British Army general (1887–1957)

Brigadier John Macready (10 April 1887 – 27 February 1957) was a British Army officer who served with the Bedfordshire Regiment in Europe in World War I and in India. His father was Jonathan F. Macready, a son of the celebrated Victorian actor-theatre manager W.C.Macready.

== Military career ==
Macready was born in London West Queen Anne St. He trained at the Royal Military College and was appointed Second lieutenant in the Bedfordshire Regiment (later the Bedfordshire and Hertfordshire Regiment) in 1907. In the 1911 Census, his rank was Lieutenant. In 1913 he was promoted from Adjutant to Captain in the Bedfordshire Regiment. In 1916 he was awarded the D.S.O. and the Chevalier de l’Ordre de Leopold.
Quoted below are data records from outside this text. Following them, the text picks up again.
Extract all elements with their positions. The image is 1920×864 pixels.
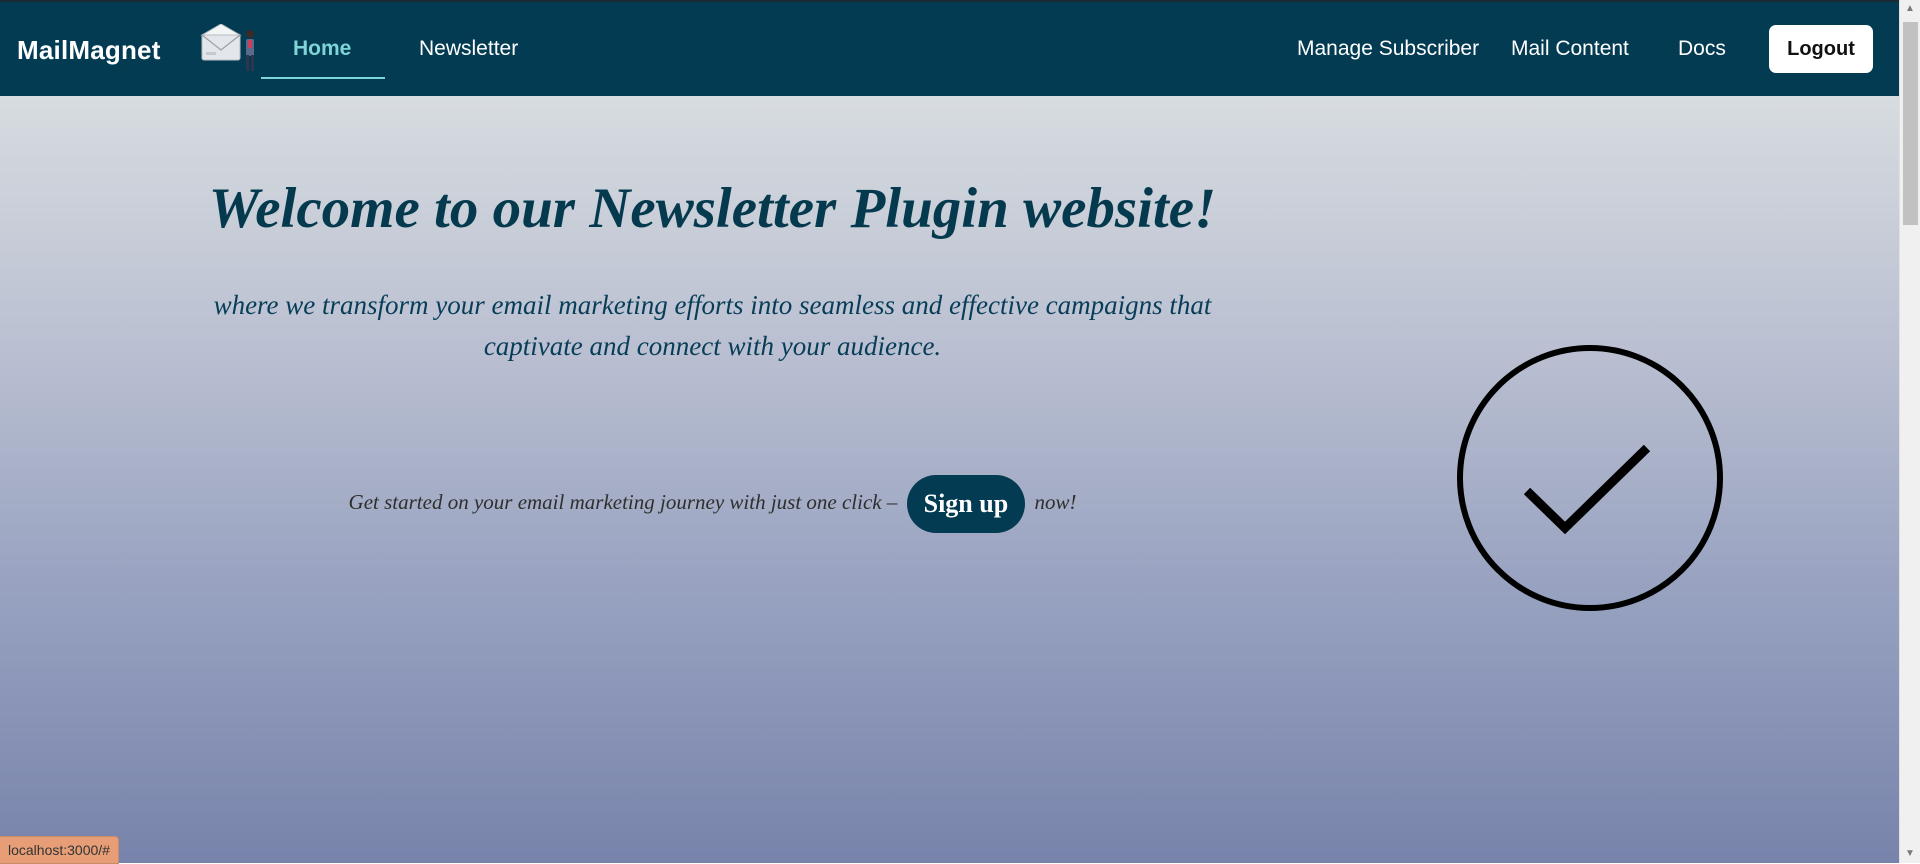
top-navbar: MailMagnet Home Newsletter Manage Subscr… — [0, 0, 1899, 96]
nav-mail-content-link[interactable]: Mail Content — [1511, 37, 1629, 61]
nav-docs-link[interactable]: Docs — [1678, 37, 1726, 61]
cta-prefix-text: Get started on your email marketing jour… — [348, 490, 898, 514]
vertical-scrollbar[interactable]: ▲ ▼ — [1899, 0, 1920, 863]
status-bar-url: localhost:3000/# — [0, 836, 119, 864]
scrollbar-thumb[interactable] — [1903, 22, 1918, 225]
logout-button[interactable]: Logout — [1769, 25, 1873, 73]
brand-name[interactable]: MailMagnet — [17, 35, 161, 66]
hero-subtitle: where we transform your email marketing … — [213, 290, 1212, 361]
cta-suffix-text: now! — [1034, 490, 1077, 514]
check-circle-icon — [1455, 344, 1725, 612]
cta-line: Get started on your email marketing jour… — [250, 473, 1175, 534]
nav-manage-subscriber-link[interactable]: Manage Subscriber — [1297, 37, 1479, 61]
scroll-down-arrow-icon[interactable]: ▼ — [1900, 845, 1920, 863]
hero-title: Welcome to our Newsletter Plugin website… — [208, 177, 1217, 240]
sign-up-button[interactable]: Sign up — [906, 475, 1026, 534]
nav-home-link[interactable]: Home — [293, 37, 351, 61]
scroll-up-arrow-icon[interactable]: ▲ — [1900, 0, 1920, 18]
nav-newsletter-link[interactable]: Newsletter — [419, 37, 518, 61]
envelope-person-icon — [200, 23, 260, 74]
active-tab-underline — [261, 77, 385, 79]
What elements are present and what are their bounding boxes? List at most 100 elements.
In 1917, he was awarded the Croix de Guerre. From 1933-1937 he was Commanding Officer 2nd Battalion. Bedfordshire and Hertfordshire Regiment. In 1937 he was appointed Assistant Commandant of Hythe Wing, Small Arms School. From 1939-1940 he was Commanding Officer of 162nd (East Midland) Brigade.

== Family ==
Brig. Gen. Macready married Marguerite Mary Milling (1890-1982). They had two children: Daphne Lois Macready (better known as the writer Rowena Farre) and Anthony John Lowne Macready.

He died in Folkestone, Kent, in 1957.